The Brooklyn Nets have not yet found a way to turn their season around and the clock is ticking on how much time they have to get back to winning basketball. After what happened on Sunday, it seems that the Nets are back to the drawing board with regards to getting back to their winning ways.

In Sunday’s 125-114 loss to the Los Angeles Clippers, Brooklyn had one of the worst, if not the worst, closes to a game in recent memory as they allowed the Clippers to close the game on a 22-0 run. Over the course of this season, Nets head coach Jacque Vaughn has varied between letting his guys play through their struggles and using quick timeouts to give his players a mental reset.

Vaughn chose to go with the former and while it was not the right decision to not use the timeout, the fourth-quarter collapse was about more than whether a timeout was called. Clippers head coach Tyronn Lue closed the game with a lineup of James Harden, Norman Powell, Paul George, Kawhi Leonard, and Russell Westbrook and it was easy to see why.

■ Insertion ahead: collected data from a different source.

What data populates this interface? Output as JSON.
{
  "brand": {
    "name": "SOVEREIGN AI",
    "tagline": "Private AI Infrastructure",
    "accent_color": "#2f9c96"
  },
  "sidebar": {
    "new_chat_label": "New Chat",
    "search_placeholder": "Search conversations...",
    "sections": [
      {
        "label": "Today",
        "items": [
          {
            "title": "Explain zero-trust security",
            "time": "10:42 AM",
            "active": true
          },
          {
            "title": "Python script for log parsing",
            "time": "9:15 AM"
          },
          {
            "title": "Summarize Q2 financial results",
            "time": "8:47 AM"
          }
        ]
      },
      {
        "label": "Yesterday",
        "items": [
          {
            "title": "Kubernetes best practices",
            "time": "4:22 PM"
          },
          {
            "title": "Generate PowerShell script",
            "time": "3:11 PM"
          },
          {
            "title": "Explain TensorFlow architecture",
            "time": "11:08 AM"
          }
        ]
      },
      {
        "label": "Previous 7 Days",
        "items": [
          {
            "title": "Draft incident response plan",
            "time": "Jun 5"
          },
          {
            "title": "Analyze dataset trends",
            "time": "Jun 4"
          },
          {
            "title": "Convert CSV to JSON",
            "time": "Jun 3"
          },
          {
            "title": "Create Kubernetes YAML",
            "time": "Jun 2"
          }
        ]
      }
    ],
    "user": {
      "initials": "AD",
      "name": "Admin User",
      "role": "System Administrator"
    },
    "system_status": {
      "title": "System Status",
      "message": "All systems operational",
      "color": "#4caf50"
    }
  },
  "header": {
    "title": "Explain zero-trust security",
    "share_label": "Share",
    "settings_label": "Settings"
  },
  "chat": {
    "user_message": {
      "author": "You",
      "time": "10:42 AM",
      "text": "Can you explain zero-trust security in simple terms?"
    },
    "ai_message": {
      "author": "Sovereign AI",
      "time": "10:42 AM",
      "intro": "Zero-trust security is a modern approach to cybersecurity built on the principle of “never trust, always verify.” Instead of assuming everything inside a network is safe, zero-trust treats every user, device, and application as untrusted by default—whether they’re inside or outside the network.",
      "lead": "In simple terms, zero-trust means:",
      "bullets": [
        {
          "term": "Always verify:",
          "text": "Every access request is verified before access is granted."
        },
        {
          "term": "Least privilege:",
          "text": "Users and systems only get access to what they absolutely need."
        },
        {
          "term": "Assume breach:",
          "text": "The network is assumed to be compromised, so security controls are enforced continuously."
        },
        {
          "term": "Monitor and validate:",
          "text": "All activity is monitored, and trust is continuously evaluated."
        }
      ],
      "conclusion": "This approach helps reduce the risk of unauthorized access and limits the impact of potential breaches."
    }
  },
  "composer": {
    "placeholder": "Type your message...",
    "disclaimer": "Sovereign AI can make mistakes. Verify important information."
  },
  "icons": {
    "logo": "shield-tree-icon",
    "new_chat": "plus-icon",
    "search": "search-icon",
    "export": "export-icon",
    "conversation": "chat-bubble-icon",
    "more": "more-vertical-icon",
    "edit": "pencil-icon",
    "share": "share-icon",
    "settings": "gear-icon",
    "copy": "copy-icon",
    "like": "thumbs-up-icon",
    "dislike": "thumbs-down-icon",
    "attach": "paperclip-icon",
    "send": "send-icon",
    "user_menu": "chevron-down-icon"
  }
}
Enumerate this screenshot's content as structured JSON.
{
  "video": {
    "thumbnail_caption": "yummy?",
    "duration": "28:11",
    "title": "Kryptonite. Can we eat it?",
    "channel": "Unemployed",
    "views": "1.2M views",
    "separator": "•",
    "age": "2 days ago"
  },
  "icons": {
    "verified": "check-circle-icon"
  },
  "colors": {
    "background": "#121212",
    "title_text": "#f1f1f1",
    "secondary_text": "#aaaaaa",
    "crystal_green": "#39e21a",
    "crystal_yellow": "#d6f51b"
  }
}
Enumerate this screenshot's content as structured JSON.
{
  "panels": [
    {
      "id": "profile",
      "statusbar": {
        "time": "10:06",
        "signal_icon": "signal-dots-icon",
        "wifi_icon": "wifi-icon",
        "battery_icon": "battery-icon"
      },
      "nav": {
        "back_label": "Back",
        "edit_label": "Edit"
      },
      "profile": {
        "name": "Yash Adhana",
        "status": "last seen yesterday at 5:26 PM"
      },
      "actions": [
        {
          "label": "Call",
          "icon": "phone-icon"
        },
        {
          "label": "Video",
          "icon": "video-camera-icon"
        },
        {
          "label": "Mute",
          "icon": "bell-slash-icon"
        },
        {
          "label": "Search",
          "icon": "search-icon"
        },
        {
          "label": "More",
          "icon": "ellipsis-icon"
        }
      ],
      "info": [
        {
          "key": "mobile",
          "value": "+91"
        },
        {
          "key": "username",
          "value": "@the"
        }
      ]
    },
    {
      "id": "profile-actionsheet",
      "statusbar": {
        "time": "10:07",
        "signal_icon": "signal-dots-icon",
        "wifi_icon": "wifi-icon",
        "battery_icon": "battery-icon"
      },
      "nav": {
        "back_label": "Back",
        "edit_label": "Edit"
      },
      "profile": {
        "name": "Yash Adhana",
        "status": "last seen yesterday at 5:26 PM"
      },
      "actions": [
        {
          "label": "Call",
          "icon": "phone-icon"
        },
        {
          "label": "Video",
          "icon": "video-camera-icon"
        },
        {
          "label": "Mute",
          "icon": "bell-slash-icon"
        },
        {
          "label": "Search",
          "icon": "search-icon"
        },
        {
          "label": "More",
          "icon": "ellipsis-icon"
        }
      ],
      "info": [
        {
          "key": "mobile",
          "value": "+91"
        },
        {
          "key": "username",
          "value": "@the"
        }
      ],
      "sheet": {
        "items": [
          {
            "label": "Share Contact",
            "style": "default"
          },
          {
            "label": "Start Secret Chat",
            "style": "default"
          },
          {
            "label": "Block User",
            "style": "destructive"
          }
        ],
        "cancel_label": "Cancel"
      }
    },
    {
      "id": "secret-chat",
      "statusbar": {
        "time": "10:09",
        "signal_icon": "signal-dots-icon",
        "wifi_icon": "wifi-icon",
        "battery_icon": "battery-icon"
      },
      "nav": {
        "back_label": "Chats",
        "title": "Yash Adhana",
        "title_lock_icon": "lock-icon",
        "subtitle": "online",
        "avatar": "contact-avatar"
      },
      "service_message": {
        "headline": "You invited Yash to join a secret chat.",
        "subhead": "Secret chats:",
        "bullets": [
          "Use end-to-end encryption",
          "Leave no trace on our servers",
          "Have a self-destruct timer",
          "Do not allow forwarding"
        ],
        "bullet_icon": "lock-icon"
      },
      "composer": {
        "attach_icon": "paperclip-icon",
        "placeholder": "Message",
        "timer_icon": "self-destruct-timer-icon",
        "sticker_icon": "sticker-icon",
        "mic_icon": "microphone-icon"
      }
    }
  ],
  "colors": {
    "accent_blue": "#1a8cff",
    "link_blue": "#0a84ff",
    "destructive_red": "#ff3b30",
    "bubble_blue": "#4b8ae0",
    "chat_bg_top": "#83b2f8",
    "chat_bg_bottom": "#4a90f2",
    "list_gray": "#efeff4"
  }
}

Once that lineup was on the floor, they completely shut down Brooklyn’s offense by switching everything on defense, as Nets guard Mikal Bridges pointed out, and Brooklyn did not have an answer. Nets backup guard Dennis Smith Jr., who put up 13 points and three rebounds in the loss, tried to verbalize what happened down the stretch:

“I think it’s about how we was getting the shots. We kind of strayed away from that and we started trying to hunt matchups, going one-on-one instead of just letting the letting the game flow, letting it come to you. We went away from that and that’s when it got tough.”